You will be a part of the team accountable for design, model and development of whole GCP data ecosystem for one of our Client’s (Cloud Storage, Cloud Functions, BigQuery)
Involvement throughout the whole process starting with the gathering, analyzing, modelling, and documenting business/technical requirements will be needed. The role will include direct contact with clients.
Modelling the data from various sources and technologies. Troubleshooting and supporting the most complex and high impact problems, to deliver new features and functionalities.
Designing and optimizing data storage architectures, including data lakes, data warehouses, or distributed file systems. Implementing techniques like partitioning, compression, or indexing to optimize data storage and retrieval. Identifying and resolving bottlenecks, tuning queries, and implementing caching strategies to enhance data retrieval speed and overall system efficiency.
Identifying and resolving issues related to data processing, storage, or infrastructure. Monitoring system performance, identifying anomalies, and conducting root cause analysis to ensure smooth and uninterrupted data operations.
Train and mentor less experienced data engineers, providing guidance and knowledge transfer.
Requirements:
Must have
At least 6 years of experience as a Data Engineer, including min. 4 years of experience working with GCP cloud-based infrastructure & systems.
Deep knowledge of Google Cloud Platform and cloud computing services.
Extensive experience in design, build, and deploy data pipelines in the cloud, to ingest data from various sources like databases, APIs or streaming platforms.

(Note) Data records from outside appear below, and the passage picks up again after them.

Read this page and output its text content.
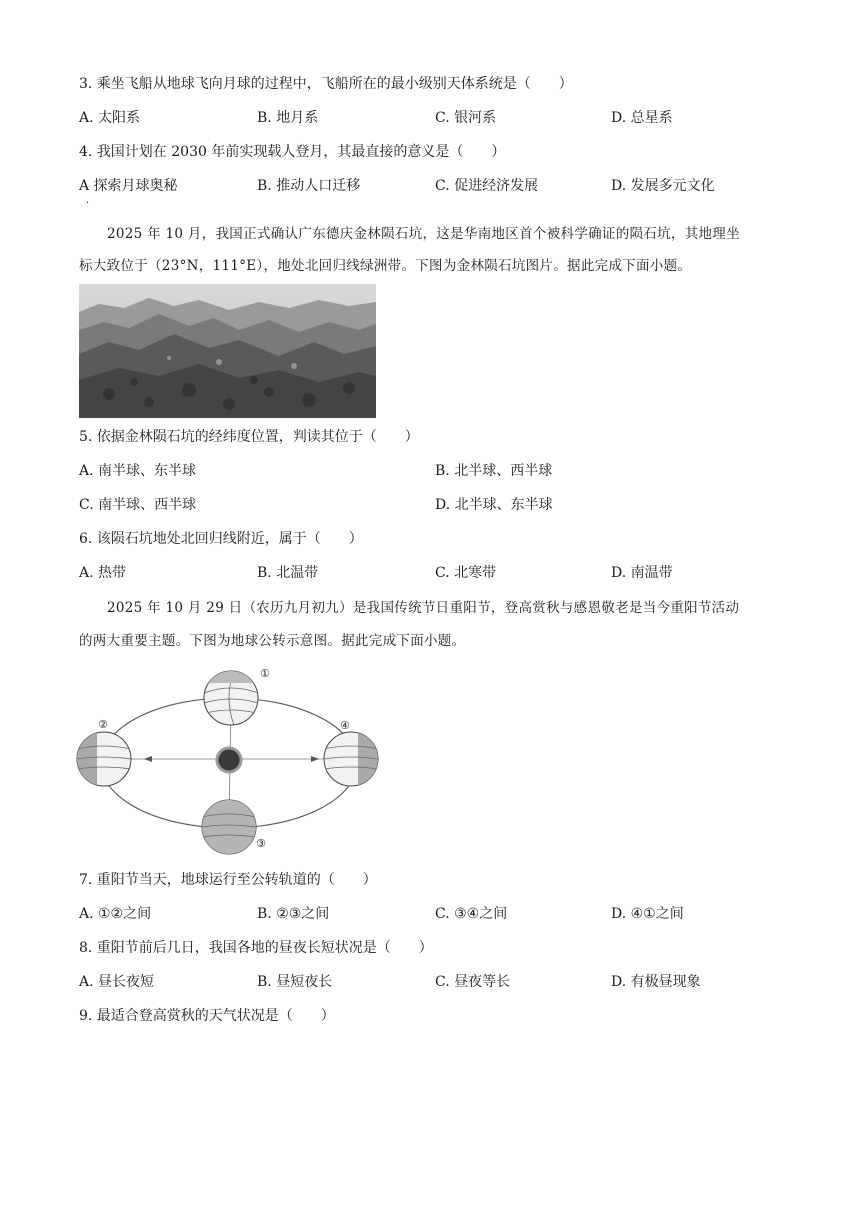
3. 乘坐飞船从地球飞向月球的过程中，飞船所在的最小级别天体系统是（　　）
A. 太阳系	B. 地月系	C. 银河系	D. 总星系
4. 我国计划在 2030 年前实现载人登月，其最直接的意义是（　　）
A 探索月球奥秘	B. 推动人口迁移	C. 促进经济发展	D. 发展多元文化
·
2025 年 10 月，我国正式确认广东德庆金林陨石坑，这是华南地区首个被科学确证的陨石坑，其地理坐
标大致位于（23°N，111°E），地处北回归线绿洲带。下图为金林陨石坑图片。据此完成下面小题。
5. 依据金林陨石坑的经纬度位置，判读其位于（　　）
A. 南半球、东半球	B. 北半球、西半球
C. 南半球、西半球	D. 北半球、东半球
6. 该陨石坑地处北回归线附近，属于（　　）
A. 热带	B. 北温带	C. 北寒带	D. 南温带
2025 年 10 月 29 日（农历九月初九）是我国传统节日重阳节，登高赏秋与感恩敬老是当今重阳节活动
的两大重要主题。下图为地球公转示意图。据此完成下面小题。
①
②
③
④
7. 重阳节当天，地球运行至公转轨道的（　　）
A. ①②之间	B. ②③之间	C. ③④之间	D. ④①之间
8. 重阳节前后几日，我国各地的昼夜长短状况是（　　）
A. 昼长夜短	B. 昼短夜长	C. 昼夜等长	D. 有极昼现象
9. 最适合登高赏秋的天气状况是（　　）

Proficient in database management systems such as SQL (Big Query is a must), NoSQL. Candidate should be able to design, configure, and manage databases to ensure optimal performance and reliability.
Programming skills (SQL, Python, other scripting).
Proficient in data modeling techniques and database optimization. Knowledge of query optimization, indexing, and performance tuning is necessary for efficient data retrieval and processing.
Knowledge of at least one orchestration and scheduling tool (Airflow is a must).
Experience with data integration tools and techniques, such as ETL and ELT Candidate should be able to integrate data from multiple sources and transform it into a format that is suitable for analysis.
Knowledge of modern data transformation tools (such as DBT, Dataform).
Excellent communication skills to effectively collaborate with cross-functional teams, including data scientists, analysts, and business stakeholders. Ability to convey technical concepts to non-technical stakeholders in a clear and concise manner.
Ability to actively participate/lead discussions with clients to identify and assess concrete and ambitious avenues for improvement.
Tools knowledge: Git, Jira, Confluence, etc.
Open to learn new technologies and solutions.
Experience in multinational environment and distributed teams.
Nice to have
Certifications in big data technologies or/and cloud platforms.
Experience with BI solutions (e.g. Looker, Power BI, Tableau).
Experience with ETL tools: e.g. Talend, Alteryx
Experience with Apache Spark, especially in GCP environment.
Experience with Databricks.
Experience with Azure cloud-based infrastructure & systems.